Watching as the Spanish government announced drastic new austerity measures, you could have been forgiven for thinking that neoliberal orthodoxy holds sway almost as decisively as when Alan Greenspan was the maestro of the US Federal Reserve.
However, away from Brussels, one element at least of the neoliberal canon — the idea that capital must be allowed to flow unchecked around the world — is coming under sustained attack.
The theory says that free capital flows allow savings to be directed — by the financial markets — to wherever they will be most profitably employed. In this way, savers get a better return on their nest egg, while underdeveloped economies receive the financial leg-up they need. And as firms from one country take over those of another, they bring much-needed expertise as well as help new ideas to be adopted rapidly worldwide.
Except that is not what has been happening: instead, for the past decade and more, savings have been pouring uphill from poor countries to rich.
Whether you call it a savings glut or a borrowing binge, it has led to a flood of money sluicing through financial markets, looking for a home. And far from nurturing development and improving the standard of living of the poorest, these vast flows of money have created a repeated pattern of boom, bust and financial crisis.
When the climate is “risk on,” as they say in Wall Street and the City of London, capital rains down on the fashionable economies. However, a change in mood — or an increase in interest rates in Washington, say — can, like the proverbial flap of a distant butterfly wing, unleash an economic earthquake as capital floods back out again.
A recent paper by think tank the Bretton Woods Project, Time for a New Consensus, enumerates five major threats of unregulated capital flows.
There is currency risk, because large inflows can push up a country’s exchange rate.
An overvalued currency undermines domestic exporters and leaves them unable to compete.
There is flight risk, because funds often leave as rapidly as they arrive, pulling the rug out from under local businesses and stunting economic growth.
Contagion risk is the threat that close financial links between economies means a shock in one can drag everyone down — as shown by the devastating knock-on effects of the US subprime crisis.
Fragility risk occurs when an economy becomes heavily dependent on borrowing from overseas, often in foreign currencies. Hungarian households took out mortgages in euros in the run-up to the credit crisis, for example, as their country prepared to join the single currency. That meant the sharp decline in the forint took a severe toll when the crisis hit, as the loans spiraled in value relative to homeowners’ wages.
Finally, sovereignty risk, chillingly familiar to a string of crisis-hit countries across the world in the past two decades, is the threat that instead of overseas investment giving governments the resources they need to improve the livelihoods of their population, politicians are left with little or no control over their own economies. Increasing domestic interest rates to control an unsustainable boom has little impact if cut-price capital keeps flooding in.
Not surprisingly, large developing countries have long been suspicious of the West’s insistence that its banks and corporations must be allowed to bestride the world, unrestrained by government interference. The WTO summit in Cancun in 2003 collapsed because the rich world insisted that the so-called Singapore issues, which included removing restrictions on foreign investment, must be part of any bargain. Developing countries objected so vehemently they walked out.

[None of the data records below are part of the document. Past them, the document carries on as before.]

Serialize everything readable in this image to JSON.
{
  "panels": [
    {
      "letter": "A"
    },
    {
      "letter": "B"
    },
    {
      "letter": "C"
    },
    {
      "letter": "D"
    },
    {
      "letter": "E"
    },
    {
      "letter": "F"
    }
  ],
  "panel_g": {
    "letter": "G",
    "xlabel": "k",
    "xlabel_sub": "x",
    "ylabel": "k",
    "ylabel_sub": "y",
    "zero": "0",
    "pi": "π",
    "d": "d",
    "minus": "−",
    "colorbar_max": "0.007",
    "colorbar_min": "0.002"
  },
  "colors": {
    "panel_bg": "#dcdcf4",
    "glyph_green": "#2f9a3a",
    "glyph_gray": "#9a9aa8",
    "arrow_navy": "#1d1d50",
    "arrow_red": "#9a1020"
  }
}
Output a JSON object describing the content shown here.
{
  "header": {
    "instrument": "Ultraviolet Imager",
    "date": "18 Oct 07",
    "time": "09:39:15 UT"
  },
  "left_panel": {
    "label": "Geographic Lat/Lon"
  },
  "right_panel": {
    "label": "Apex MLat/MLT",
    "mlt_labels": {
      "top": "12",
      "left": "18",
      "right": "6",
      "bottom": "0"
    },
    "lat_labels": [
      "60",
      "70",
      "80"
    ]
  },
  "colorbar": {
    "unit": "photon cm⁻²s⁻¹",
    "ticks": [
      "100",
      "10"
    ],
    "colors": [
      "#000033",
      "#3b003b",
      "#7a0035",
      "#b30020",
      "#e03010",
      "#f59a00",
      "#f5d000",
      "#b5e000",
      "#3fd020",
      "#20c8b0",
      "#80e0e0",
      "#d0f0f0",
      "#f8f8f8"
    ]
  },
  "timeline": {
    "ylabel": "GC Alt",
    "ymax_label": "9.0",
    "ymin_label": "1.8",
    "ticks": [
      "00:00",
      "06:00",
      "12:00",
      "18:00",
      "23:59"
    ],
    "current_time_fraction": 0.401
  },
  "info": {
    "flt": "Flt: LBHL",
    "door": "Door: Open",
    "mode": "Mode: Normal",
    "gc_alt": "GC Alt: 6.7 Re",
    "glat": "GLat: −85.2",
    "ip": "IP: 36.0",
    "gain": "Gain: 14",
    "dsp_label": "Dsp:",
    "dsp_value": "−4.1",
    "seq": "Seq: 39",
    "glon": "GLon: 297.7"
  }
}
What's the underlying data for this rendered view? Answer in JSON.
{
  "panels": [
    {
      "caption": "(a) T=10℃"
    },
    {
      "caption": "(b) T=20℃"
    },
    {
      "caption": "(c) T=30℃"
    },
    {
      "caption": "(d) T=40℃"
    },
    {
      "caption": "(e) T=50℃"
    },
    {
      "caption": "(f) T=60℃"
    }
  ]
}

Since the onset of the credit crunch in 2007, those countries — including China and India — that have kept tight control over financial inflows have fared better than those that have thrown open their borders.
And in recent years, several countries have quietly begun erecting breakwaters against the latest tidal wave of capital, driven by low interest rates in the West. Brazil, Argentina and Costa Rica have used various measures, including taxes on purchases of shares and bonds, and insisting that short-term investors deposit funds with the central bank for a year, to dampen the stop-go cycle.
It doesn’t mean no investment; just trying to discriminate between long-term capital that will help to deliver growth and the short-term whims of the herd.
The IMF responded to growing pressure for a rethink last year and issued two papers acknowledging that regulations on capital flows could be useful. However, it suggested their use should be restricted to crises and governed by a strict code of conduct. That idea was rejected by emerging economies, which are wielding growing influence. The G20, a forum in which China, India and Brazil have a strong voice, issued its own far more radical study in October. The tide is turning.
One unlikely recent champion of regulations is the Bank of England. The shock of being caught unawares by the vulnerability of the UK’s financial system in 2007 and 2008 caused soul-searching, and recent papers and speeches have helped build the case for new thinking.
Two studies released last month suggested cross-border flows of capital will increase radically in the coming years as developing countries grow in size; that the UK will be particularly vulnerable to future sudden reversals in these flows, because of its vast external balance sheet; and that the international community should consider drawing up rules governing how and when countries can act to protect themselves.
If there’s one thing policymakers should have learned over the past four years, it’s that financial markets can’t be left to run the world themselves.